MARYJO PERRY: We are a Christian praying bunch of mamas and daddies. And we have a prayer group, and we've had prayer marches around the Capitol.
RIDDLE: One of the reasons Mississippi has historically had such high vaccination rates - it did not allow students and families to opt out of mandatory school requirements for religious reasons. Perry thought this was a problem. It took her more than a decade of organizing and growing her coalition. But in 2023, the movement secured a legal religious exemption for families.
PERRY: I think the days of mandating this overbloated, ever-growing vaccine schedule are over.
RIDDLE: Do you feel like we're at a sea change in the country?

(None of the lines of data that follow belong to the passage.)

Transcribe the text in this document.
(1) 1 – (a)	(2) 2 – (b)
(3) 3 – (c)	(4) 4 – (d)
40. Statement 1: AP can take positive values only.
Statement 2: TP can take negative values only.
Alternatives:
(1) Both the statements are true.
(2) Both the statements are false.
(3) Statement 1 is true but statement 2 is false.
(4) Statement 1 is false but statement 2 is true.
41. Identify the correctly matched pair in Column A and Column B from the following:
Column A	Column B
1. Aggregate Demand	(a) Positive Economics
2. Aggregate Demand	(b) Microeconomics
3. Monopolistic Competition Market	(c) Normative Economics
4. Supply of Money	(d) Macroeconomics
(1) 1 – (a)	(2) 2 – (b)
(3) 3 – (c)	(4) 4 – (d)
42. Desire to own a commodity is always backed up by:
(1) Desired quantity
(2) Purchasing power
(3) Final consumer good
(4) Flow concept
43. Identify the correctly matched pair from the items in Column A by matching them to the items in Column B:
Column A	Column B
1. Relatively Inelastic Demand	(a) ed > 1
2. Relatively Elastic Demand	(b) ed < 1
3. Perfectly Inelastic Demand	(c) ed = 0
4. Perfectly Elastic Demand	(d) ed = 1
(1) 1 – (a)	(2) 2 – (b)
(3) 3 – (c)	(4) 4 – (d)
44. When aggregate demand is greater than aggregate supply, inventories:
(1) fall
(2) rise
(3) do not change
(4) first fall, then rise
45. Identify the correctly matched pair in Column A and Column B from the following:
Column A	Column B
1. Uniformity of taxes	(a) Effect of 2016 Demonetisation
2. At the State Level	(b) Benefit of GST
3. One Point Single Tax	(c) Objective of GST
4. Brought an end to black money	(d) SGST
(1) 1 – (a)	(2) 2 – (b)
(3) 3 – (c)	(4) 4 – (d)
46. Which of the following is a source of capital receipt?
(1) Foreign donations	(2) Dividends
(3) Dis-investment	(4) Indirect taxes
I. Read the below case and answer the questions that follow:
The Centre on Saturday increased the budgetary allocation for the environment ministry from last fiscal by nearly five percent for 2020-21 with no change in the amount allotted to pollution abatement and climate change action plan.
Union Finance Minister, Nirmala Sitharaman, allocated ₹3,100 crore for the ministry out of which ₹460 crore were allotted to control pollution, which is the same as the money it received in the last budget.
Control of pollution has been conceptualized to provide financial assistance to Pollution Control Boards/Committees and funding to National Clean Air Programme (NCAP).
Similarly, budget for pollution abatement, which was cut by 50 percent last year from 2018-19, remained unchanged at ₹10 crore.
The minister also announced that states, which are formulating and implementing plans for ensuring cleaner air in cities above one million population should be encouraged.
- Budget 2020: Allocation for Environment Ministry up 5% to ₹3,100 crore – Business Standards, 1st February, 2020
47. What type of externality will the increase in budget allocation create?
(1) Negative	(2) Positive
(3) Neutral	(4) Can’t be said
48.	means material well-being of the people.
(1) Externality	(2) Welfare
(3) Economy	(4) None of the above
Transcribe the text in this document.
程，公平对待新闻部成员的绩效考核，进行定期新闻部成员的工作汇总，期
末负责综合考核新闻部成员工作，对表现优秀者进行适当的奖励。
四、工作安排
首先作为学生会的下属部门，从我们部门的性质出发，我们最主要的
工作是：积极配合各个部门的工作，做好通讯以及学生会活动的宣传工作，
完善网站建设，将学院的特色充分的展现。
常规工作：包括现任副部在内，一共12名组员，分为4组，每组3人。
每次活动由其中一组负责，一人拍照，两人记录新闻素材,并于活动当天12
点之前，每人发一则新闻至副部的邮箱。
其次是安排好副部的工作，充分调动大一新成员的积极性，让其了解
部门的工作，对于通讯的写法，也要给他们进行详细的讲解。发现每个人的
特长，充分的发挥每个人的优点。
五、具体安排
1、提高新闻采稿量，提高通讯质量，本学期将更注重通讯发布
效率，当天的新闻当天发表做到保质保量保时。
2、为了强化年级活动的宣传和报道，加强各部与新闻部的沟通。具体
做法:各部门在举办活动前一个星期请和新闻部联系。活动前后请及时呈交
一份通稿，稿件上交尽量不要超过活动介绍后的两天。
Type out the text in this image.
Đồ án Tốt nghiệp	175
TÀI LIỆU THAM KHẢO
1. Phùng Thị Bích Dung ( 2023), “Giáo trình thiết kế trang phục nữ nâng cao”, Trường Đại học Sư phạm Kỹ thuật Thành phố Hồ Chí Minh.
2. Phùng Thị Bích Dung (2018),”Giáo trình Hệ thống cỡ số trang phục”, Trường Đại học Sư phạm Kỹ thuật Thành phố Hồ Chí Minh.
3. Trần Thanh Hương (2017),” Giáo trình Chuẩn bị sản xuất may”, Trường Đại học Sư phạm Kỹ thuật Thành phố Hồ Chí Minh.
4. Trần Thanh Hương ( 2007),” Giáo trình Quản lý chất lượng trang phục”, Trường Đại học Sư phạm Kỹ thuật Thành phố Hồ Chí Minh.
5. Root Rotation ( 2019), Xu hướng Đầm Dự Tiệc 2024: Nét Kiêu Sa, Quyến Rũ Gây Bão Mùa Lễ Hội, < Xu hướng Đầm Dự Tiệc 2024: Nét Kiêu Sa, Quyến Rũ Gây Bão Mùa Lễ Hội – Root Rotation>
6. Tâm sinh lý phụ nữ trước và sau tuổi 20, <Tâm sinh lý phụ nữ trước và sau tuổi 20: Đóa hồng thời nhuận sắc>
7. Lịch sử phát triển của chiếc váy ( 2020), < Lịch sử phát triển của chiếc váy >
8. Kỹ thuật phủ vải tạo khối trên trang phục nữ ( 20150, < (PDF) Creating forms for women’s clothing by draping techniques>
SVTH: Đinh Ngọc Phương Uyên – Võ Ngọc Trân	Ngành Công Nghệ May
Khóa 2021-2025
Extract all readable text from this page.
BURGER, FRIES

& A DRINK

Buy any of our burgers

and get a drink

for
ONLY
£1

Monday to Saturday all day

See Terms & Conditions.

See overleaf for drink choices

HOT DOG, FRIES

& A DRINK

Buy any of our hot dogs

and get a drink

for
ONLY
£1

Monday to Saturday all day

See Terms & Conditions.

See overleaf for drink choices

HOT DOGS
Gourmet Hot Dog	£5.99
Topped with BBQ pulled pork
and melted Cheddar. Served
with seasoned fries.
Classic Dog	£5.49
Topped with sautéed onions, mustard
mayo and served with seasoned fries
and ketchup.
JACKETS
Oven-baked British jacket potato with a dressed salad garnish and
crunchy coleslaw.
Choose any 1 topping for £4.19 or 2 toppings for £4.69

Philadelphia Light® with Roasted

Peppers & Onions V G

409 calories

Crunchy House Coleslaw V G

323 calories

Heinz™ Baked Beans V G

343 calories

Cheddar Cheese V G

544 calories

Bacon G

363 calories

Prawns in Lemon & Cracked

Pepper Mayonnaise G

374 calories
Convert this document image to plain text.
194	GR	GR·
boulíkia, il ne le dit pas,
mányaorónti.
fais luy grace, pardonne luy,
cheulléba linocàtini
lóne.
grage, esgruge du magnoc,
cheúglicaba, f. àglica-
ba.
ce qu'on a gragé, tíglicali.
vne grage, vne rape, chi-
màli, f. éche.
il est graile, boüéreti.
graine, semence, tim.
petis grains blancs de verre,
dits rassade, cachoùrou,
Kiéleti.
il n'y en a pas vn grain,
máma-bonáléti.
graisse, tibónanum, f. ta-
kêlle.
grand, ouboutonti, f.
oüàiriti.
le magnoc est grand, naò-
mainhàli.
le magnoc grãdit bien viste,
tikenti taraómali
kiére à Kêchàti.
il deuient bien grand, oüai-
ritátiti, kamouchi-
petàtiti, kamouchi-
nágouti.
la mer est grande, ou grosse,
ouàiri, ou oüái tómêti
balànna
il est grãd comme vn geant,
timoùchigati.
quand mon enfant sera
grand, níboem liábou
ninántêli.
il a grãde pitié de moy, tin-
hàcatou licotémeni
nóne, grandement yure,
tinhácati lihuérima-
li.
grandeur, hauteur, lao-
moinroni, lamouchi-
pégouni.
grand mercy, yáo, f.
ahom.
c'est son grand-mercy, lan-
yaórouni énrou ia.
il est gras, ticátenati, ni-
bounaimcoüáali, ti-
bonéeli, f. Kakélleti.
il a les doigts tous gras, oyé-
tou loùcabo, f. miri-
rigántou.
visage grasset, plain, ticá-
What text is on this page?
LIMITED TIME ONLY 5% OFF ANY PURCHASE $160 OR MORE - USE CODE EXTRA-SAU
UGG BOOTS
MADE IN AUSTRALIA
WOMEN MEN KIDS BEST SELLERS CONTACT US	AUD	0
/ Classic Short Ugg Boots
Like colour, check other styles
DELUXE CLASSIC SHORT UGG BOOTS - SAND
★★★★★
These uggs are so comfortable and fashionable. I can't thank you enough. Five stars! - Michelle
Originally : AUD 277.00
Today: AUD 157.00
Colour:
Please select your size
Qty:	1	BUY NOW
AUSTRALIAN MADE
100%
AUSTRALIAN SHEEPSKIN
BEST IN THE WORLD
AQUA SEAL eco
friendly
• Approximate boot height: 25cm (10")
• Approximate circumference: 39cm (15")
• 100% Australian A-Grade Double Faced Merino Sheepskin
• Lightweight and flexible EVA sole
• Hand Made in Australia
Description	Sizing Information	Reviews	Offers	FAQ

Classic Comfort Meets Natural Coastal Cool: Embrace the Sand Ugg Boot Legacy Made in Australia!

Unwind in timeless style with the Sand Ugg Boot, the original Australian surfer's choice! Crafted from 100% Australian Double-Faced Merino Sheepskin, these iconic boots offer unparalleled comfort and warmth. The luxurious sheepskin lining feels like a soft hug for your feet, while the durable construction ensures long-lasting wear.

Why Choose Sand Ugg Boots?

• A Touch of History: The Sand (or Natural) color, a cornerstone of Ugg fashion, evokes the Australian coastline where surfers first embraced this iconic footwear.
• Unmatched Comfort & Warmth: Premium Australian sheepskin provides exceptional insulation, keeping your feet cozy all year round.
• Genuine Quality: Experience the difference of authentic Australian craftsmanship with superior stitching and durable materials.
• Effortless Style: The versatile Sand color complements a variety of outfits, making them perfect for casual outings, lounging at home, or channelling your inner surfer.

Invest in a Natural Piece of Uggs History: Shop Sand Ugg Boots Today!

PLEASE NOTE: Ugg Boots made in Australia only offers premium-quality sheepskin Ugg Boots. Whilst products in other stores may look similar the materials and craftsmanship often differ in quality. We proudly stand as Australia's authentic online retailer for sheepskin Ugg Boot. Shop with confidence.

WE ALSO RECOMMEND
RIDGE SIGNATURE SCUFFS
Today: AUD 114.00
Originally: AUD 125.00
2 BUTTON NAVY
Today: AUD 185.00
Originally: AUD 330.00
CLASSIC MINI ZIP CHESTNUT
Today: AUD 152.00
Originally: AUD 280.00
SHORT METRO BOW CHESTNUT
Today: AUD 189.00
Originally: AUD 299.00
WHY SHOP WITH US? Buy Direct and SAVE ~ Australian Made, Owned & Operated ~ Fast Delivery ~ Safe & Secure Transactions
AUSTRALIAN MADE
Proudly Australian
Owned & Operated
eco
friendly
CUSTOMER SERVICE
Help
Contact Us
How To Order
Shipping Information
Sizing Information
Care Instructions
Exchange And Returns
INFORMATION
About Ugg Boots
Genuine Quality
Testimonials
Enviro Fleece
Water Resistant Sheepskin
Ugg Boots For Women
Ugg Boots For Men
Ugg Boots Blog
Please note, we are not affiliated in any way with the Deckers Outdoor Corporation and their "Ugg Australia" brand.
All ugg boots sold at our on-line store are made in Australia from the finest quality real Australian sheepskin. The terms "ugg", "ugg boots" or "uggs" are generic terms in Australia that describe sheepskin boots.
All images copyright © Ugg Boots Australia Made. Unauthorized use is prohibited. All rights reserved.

PERRY: Oh, absolutely. Absolutely. And I think it's a miracle, to be honest. I really do. Like, I never thought that we would see Bobby Kennedy as secretary of HHS. He has fought by our side for years.
RIDDLE: Perry shrugs off concerns from public health officials about losing herd immunity or impacting vulnerable populations. The student vaccination rate in Mississippi is still relatively high at 97.6%, but the number of religious exemptions is growing. Since the law changed, more than 5,000 families have requested an exemption, according to a news report from Mississippi Today. Anita Henderson is a pediatrician in Hattiesburg, Mississippi.
ANITA HENDERSON: There are a lot of doctors who are just getting tired of every day having to debunk misinformation.
RIDDLE: Mississippi has just declared a public health emergency around infant mortality. Too many babies are dying here. Henderson worries that if fewer people get vaccines for things like RSV or flu, these babies will be even more vulnerable. She says even if these specific vaccines aren't eliminated from the recommendations, any kind of doubt fosters skepticism.
HENDERSON: The distrust over vaccines, the distrust over COVID vaccine has definitely negatively impacted all vaccines.
RIDDLE: Henderson says this generation of parents doesn't have much firsthand experience with these diseases.
HENDERSON: We have done such a great job of getting rid of polio and getting rid of measles, getting rid of meningitis that the fear of the disease is not there.
RIDDLE: She says now a new fear is driving people's choices.
HENDERSON: Unfortunately, the misinformation of the fear of the shot has been co-opted by this - the anti-vaccine group.
RIDDLE: Henderson has her own fear that vaccine rates will have to get worse before they get better.
Katia Riddle, NPR News, Jackson, Mississippi.